The Garfield Movie Avis critique du film (2024)
La très populaire bande dessinée « Garfield » de Jim Davis a débuté il y a près d'un demi-siècle et, pendant la majeure partie de cette période, elle s'est concentrée sur très peu de thèmes et de personnages. Garfield est un chat qui dirige la maison. Personne ne pourrait songer à appeler Jon, l'humain avec qui il vit, son propriétaire. Dans la maison se trouve également un chien nommé Odie, qui existe dans le monde du strip-tease pour faire l'objet de farces et de dérision. Même si Garfield ne travaille pas, il déteste les lundis. Il adore la nourriture, surtout les lasagnes.
Ce qui fonctionne dans une bande dessinée à quatre cases ne fonctionnera pas dans un long métrage. Ainsi, cette version animée de Garfield, exprimée par Chris Pratt, adore les lasagnes mais n'est pas aussi égoïste et odieuse que le Garfield qui joue dans la bande dessinée, les livres, les tasses, les calendriers et les t-shirts. Dans un bref prologue, nous voyons comment Garfield a été laissé par son père dans une ruelle alors qu'il était chaton. Garfield a repéré Jon à une table dans un restaurant italien, a dévoré toute la pizza de Jon, et Jon a été tellement séduit par le chaton qu'ils sont devenus colocataires. (Dans cette scène, Garfield passe devant une pancarte indiquant « Lorenzo », un hommage à Lorenzo Music, le premier à donner une voix à Garfield, dans des émissions spéciales télévisées, une série animée, des jeux vidéo et des publicités.)
De nos jours, Garfield mène une vie formidable, commandant la livraison de nourriture par drone via une application sur le téléphone de Jon et regardant des vidéos sur Catflix. Au lieu d'être ennuyé et en compétition avec Odie, dans cette version, ils sont amis et Garfield appelle Odie son stagiaire. Tout va bien jusqu'à ce que le père de Garfield, perdu depuis longtemps, Vic (exprimé par Samuel L. Jackson), se présente, ce qui amène Garfield à reconnaître la douleur de ses sentiments d'abandon. Il n'a aucun intérêt à développer une relation avec Vic, mais Garfield, Odie et Vic sont tous kidnappés ensemble par Jinx en quête de vengeance (« Hannah Waddingham de Ted Lasso »). Ensuite, cela se transforme en film de braquage, car la seule façon pour eux de s'échapper est d'aider un énorme taureau nommé Otto (Ving Rhames) à sauver son amour, une vache nommée Ethel.

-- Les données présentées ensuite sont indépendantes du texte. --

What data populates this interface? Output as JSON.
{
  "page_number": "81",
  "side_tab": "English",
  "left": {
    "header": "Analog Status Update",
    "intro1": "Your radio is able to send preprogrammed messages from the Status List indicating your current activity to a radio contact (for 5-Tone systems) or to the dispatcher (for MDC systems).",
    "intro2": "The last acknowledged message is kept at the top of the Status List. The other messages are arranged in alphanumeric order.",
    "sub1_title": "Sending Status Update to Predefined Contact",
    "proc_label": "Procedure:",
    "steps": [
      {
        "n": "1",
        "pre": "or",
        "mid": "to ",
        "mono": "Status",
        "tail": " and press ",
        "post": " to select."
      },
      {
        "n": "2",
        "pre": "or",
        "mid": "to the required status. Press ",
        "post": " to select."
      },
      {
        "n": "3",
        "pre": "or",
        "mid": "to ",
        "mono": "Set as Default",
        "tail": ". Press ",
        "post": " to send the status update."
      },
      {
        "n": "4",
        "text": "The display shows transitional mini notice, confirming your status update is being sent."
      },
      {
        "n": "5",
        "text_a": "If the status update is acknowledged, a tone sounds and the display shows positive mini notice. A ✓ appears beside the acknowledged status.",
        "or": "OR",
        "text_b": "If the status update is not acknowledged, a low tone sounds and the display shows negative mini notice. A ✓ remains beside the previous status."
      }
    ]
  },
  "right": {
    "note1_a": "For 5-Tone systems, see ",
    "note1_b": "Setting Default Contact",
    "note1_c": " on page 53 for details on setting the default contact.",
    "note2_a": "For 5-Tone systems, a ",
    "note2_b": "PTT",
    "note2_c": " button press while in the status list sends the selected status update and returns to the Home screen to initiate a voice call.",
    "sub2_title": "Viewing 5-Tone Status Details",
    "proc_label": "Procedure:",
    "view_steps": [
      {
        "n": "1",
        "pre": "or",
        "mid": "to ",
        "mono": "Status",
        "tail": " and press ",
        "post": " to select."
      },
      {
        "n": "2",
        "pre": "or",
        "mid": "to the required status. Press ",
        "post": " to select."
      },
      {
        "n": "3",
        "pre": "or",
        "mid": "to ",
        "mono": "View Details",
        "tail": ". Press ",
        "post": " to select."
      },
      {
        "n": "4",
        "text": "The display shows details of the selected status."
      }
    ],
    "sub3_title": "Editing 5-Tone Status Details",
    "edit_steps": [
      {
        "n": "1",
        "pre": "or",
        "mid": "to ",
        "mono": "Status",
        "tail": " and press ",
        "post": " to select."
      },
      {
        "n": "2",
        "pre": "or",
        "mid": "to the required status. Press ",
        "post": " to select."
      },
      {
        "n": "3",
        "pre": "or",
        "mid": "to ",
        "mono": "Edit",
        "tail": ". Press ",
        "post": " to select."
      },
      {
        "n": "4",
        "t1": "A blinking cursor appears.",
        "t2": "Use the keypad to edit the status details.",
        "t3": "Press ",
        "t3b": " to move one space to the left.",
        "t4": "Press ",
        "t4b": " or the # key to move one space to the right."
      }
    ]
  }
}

Le scénario est compliqué mais pas particulièrement engageant. Il y a des éléments qui sont trop obscurs ou troublants pour les enfants et qui n'ont aucune valeur comique particulière pour les adultes. Le ressentiment de Garfield à l'idée d'avoir été abandonné par son père est un thème délicat, et les enfants ne trouveront peut-être pas sa résolution entièrement satisfaisante. La séparation douloureuse d'Otto et de sa bien-aimée est la conséquence du rachat de la ferme par une entreprise agroalimentaire, une intrigue ni originale ni résonnante pour un jeune public. Un oiseau est électrocuté et tué, et les personnages principaux sont électrocutés avec des aiguillons à bétail et une clôture électrifiée. Les blagues sur l'acteur Daniel Day-Lewis et une longue « blague » sur les accidents de la route sont mal choisies. Les méchants sont les deux seuls personnages féminins importants qui sont en colère, criards et dominateurs. À un moment donné, un personnage s’adresse au public avec ce qui est censé être une plaisanterie : « Si vous avez de jeunes enfants, ce serait le bon moment pour quitter la pièce. » Mon conseil est simplement de trouver un meilleur film.